Les défis auxquels nous avons à faire face sont historiques. En économie, le monde de Bretton Woods, qui a décidé le destin de la planète pendant 60 ans, est en train de mourir avec la domination du dollar. Que feront l’euro et l’Europe ? La gauche qui fêta l’échec de la Constitution n’a pas de réponses. Il y a le défi du changement climatique qui est un pistolet braqué sur la planète ; mais surtout il y a deux défis qui comprennent tous les autres. Le premier est celui de l’intégration, de la société multiraciale, de la citoyenneté et du rétablissement du suffrage universel. Quiconque a observé l’Italie des derniers mois sait que le pogrom est imminent. Le deuxième est celui de l’information. Le contrôle médiatique par quelques groupes libéraux est en train de vider la démocratie même de toute signification. Aujourd’hui c’est la droite qui donne des réponses à tous ces défis. Et elles ne nous plaisent pas.

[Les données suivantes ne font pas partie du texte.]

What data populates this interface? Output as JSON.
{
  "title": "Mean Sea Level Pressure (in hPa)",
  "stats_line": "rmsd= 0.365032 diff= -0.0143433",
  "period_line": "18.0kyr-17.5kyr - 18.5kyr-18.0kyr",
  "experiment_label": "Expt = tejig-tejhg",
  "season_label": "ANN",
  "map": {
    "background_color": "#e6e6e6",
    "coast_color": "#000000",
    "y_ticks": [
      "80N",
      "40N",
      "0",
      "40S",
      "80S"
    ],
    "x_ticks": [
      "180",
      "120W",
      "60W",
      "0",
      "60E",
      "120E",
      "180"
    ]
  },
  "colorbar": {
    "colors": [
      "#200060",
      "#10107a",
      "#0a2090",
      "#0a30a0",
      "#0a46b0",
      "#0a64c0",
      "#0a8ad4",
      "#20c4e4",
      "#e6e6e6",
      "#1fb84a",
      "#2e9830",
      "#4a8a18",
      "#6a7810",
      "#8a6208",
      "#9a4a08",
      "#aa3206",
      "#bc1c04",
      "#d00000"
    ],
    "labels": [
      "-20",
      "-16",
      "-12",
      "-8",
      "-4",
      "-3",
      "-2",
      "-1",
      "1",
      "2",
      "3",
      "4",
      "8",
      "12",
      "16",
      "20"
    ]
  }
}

http://www.gennarocarotenuto.it

Messages

  • A moins de vouloir s’accommoder de l’existant, il n’y a pas d’autre moyen si ce n’est de se salir les mains, de parler avec les personnes et de les convaincre une par une, même si cela semble utopique.

    C’est bien ce qu’on a fait autour de nous, parler et convaincre. Je suis fière d’être du Sud-Ouest, les gens n’ont pas gobé connement les propos de Sarko. Il y a encore du bon sens, même si...

    Mon voisin qui a voté Sarko, et son petit-fils qui n’aimait pas S.Royale parce qu’il croyait qu’elle allait lui ajouter des "heures supplémentaires" à l’école pour faire ses devoirs le soir, eh bien râté, mon petit, Sarko va t’appliquer le même programme dès la prochaine rentrée.

    Mais dites, Sarko serait-il un voleur d’idées ? Faudrait une idée géniale sur le terrain du fric, du salaire, de l’emploi, sait-on jamais... GS

  • Tout ce tient au final, l’individualisme fragilise le "peuple", donc le pouvoir issue de ce peuple, donc la démocratie (pouvoir du peuple). Pas seulement le pouvoir répressif, mais aussi le pouvoir attractif, tout pouvoir en fait. Le peuple n’offrant plus rien, ni de vie, ni de protection, chacun se retire chez lui, avec la peur de l’insécurité caractéristique de ce qui est isolé.

    Lorsqu’on suit cette logique on comprend pourquoi les Etats se renforcent autant, jusqu’à l’autocratie (voir les USA), pourquoi le racisme augmente autant (par définition ce qui menace la sécurité ce sont les autres) et pourquoi ceci est un cercle vicieux (l’insécurité fait davantage isoler les gens qui ont davantage peur de l’insécurité). Tout ce tient donc, et pour le pire.